If it wasn’t hard enough falling in love across the aisle, the political scheming of a shady third-party candidate could cause Dean and Dre’s world to explode around them.
It’s a new modern-day, star-crossed romance about what it really means to love your country—and yourself—from the acclaimed author of We Are the Ants and Brave Face, Shaun David Hutchinson.
PUBLISHERS WEEKLY
Andre "Dre" Rosario and Dean Arnault have one big thing in common a parent running for U.S. president but, at first glance, little else. Mexican-American Dre, a Democrat, is gay and out, and his dad rose to prominence defending asylum seekers. Buttoned-up Dean is white, on the asexual spectrum, and closeted, and his Republican mother wants trans soldiers banned from the military. But since no one else understands the pressures they're under, that's what brings them together, the two 17-year-olds soon finding that they more they talk, the closer they get. Which doesn't mean it's easy: Dre has problems with Dean's mother's politics, and Dean doesn't know how his perfectionist mother would handle knowing who he really is, from his sexuality to his career goals.

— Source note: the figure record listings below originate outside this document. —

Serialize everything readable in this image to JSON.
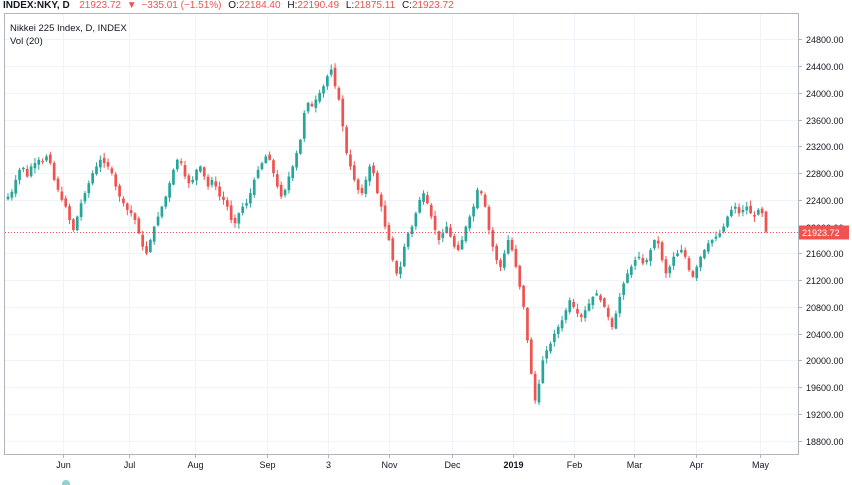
{
  "header": {
    "symbol": "INDEX:NKY, D",
    "last": "21923.72",
    "change_arrow": "▼",
    "change": "−335.01 (−1.51%)",
    "o_label": "O:",
    "o_value": "22184.40",
    "h_label": "H:",
    "h_value": "22190.49",
    "l_label": "L:",
    "l_value": "21875.11",
    "c_label": "C:",
    "c_value": "21923.72"
  },
  "legend": {
    "title": "Nikkei 225 Index, D, INDEX",
    "volume": "Vol (20)"
  },
  "colors": {
    "up": "#26a69a",
    "down": "#ef5350",
    "grid": "#f0f3fa",
    "axis": "#b2b5be",
    "text": "#131722"
  },
  "chart_data": {
    "type": "candlestick",
    "y_ticks": [
      "24800.00",
      "24400.00",
      "24000.00",
      "23600.00",
      "23200.00",
      "22800.00",
      "22400.00",
      "22000.00",
      "21600.00",
      "21200.00",
      "20800.00",
      "20400.00",
      "20000.00",
      "19600.00",
      "19200.00",
      "18800.00"
    ],
    "y_tick_values": [
      24800,
      24400,
      24000,
      23600,
      23200,
      22800,
      22400,
      22000,
      21600,
      21200,
      20800,
      20400,
      20000,
      19600,
      19200,
      18800
    ],
    "ylim": [
      18600,
      25180
    ],
    "x_ticks": [
      {
        "label": "Jun",
        "pos": 0.073
      },
      {
        "label": "Jul",
        "pos": 0.156
      },
      {
        "label": "Aug",
        "pos": 0.239
      },
      {
        "label": "Sep",
        "pos": 0.33
      },
      {
        "label": "3",
        "pos": 0.407
      },
      {
        "label": "Nov",
        "pos": 0.484
      },
      {
        "label": "Dec",
        "pos": 0.564
      },
      {
        "label": "2019",
        "pos": 0.64,
        "bold": true
      },
      {
        "label": "Feb",
        "pos": 0.718
      },
      {
        "label": "Mar",
        "pos": 0.793
      },
      {
        "label": "Apr",
        "pos": 0.872
      },
      {
        "label": "May",
        "pos": 0.952
      }
    ],
    "last_price": 21923.72,
    "last_price_label": "21923.72",
    "closes": [
      22450,
      22520,
      22700,
      22850,
      22880,
      22750,
      22900,
      22950,
      23000,
      22980,
      23050,
      22950,
      22700,
      22550,
      22400,
      22300,
      22100,
      21950,
      22150,
      22350,
      22500,
      22650,
      22800,
      22900,
      23000,
      22950,
      22900,
      22800,
      22600,
      22450,
      22350,
      22250,
      22200,
      22100,
      21900,
      21700,
      21600,
      21800,
      22000,
      22150,
      22300,
      22450,
      22650,
      22850,
      23000,
      22950,
      22750,
      22650,
      22700,
      22850,
      22900,
      22750,
      22600,
      22700,
      22600,
      22450,
      22400,
      22300,
      22100,
      22050,
      22200,
      22300,
      22350,
      22500,
      22700,
      22850,
      22950,
      23050,
      23000,
      22800,
      22600,
      22450,
      22550,
      22750,
      22900,
      23100,
      23300,
      23700,
      23850,
      23800,
      23900,
      24000,
      24100,
      24250,
      24350,
      24100,
      23900,
      23500,
      23100,
      22900,
      22700,
      22550,
      22500,
      22700,
      22900,
      22800,
      22500,
      22300,
      22000,
      21800,
      21500,
      21300,
      21400,
      21700,
      21900,
      22000,
      22200,
      22400,
      22500,
      22350,
      22150,
      21950,
      21800,
      21900,
      22000,
      21850,
      21700,
      21650,
      21800,
      22000,
      22150,
      22300,
      22550,
      22500,
      22300,
      21950,
      21700,
      21500,
      21400,
      21600,
      21800,
      21650,
      21400,
      21100,
      20800,
      20300,
      19800,
      19400,
      19650,
      20000,
      20150,
      20250,
      20400,
      20500,
      20600,
      20750,
      20900,
      20800,
      20700,
      20650,
      20750,
      20850,
      20950,
      21000,
      20900,
      20800,
      20650,
      20500,
      20700,
      20950,
      21150,
      21300,
      21400,
      21500,
      21550,
      21450,
      21500,
      21650,
      21800,
      21750,
      21500,
      21300,
      21400,
      21550,
      21600,
      21650,
      21550,
      21350,
      21250,
      21400,
      21550,
      21650,
      21750,
      21800,
      21850,
      21900,
      22000,
      22150,
      22250,
      22300,
      22200,
      22250,
      22300,
      22200,
      22150,
      22250,
      22200,
      21923.72
    ],
    "opens_shift": 0
  }
}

Things get more complex when the third-party candidate, a cartoonishly sleazy businessman known "for exploiting anyone and everything he could," tries to make them a campaign issue. Though Dean's diction veers from believably formal to somewhat robotic, Hutchinson (Brave Face) creates two likable characters in a love-against-the-odds story that effectively takes up the well-timed issue of how to love people whose beliefs one doesn't share whether they're parents or prospective partners. Ages 13 up.